Dienstag, 01. Juli 2014, 20:39 Uhr

"Monsieur Claude und seine Töchter": Göttlich, diese Rassisten!

Monsieur Claude Verneuil und seine Frau Marie sind eigentlich ein zufriedenes Ehepaar in der französischen Provinz und haben vier wunderschöne Töchter.

Am glücklichsten sind die Beiden, wenn die Familientraditionen genau so bleiben wie sie sind. Doch das ändert sich brutal: die eine heiratet einen Muslim, die andere einen Juden, die dritte einen Chinesen. Der vierte Ehemann ist zwar Katholik, aber eben einer von der Elfenbeinküste…der schwarze Charles.

So gerät das Ehepaar unter einen permanenten Multikulti-Anpassungsdruck.

Als sie ihrem vierten Schwiegersohn gegenüberstehen, reißt Claude und Marie der Geduldsfaden.

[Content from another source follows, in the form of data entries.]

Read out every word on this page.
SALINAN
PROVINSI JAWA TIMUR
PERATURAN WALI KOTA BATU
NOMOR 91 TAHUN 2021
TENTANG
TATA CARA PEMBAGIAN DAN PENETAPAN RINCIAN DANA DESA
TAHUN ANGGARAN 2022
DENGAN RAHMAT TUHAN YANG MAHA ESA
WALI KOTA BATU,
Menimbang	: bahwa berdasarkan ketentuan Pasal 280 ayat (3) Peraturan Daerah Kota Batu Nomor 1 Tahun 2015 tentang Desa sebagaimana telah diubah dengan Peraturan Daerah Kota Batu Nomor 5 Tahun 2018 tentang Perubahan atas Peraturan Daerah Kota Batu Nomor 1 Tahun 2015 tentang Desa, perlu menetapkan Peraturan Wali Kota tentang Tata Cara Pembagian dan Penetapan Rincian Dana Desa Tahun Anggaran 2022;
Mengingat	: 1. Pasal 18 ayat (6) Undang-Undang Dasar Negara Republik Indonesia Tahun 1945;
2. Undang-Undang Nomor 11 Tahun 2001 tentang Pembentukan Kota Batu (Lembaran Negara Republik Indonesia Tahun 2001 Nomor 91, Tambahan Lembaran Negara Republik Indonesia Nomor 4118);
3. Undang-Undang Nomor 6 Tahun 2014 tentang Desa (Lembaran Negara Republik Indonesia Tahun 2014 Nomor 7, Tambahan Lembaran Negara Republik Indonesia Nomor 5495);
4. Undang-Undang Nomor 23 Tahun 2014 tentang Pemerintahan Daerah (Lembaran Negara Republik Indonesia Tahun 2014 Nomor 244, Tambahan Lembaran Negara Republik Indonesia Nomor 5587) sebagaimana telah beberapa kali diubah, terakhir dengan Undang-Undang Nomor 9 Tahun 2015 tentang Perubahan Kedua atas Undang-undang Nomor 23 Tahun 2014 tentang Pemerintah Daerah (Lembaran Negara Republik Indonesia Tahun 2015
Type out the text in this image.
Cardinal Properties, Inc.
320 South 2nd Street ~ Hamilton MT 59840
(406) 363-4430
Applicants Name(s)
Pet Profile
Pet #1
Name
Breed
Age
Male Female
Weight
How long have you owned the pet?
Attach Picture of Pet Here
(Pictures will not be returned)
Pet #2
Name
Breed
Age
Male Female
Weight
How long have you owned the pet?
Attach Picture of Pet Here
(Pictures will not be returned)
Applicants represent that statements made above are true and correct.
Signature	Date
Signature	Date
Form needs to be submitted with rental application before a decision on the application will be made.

Geschwächt durch Beschneidungsrituale, Hühnchen halal und koscheres Dim Sum ist ihr Toleranzvorrat restlos aufgebraucht.

Doch auch Charles‘ Familie knirscht über diese Partie mächtig mit den Zähnen. Weniger um bei den Hochzeitsvorbereitungen zu helfen als sie zu sabotieren lassen sich die Eltern auf ein Kennenlernen ein. Was folgt ist ein Gemetzel der nationalen Ressentiments und kulturellen Vorurteile. Solange, bis das familiäre Federnrupfen dem Brautpaar die Lust an der Hochzeit zu verderben droht…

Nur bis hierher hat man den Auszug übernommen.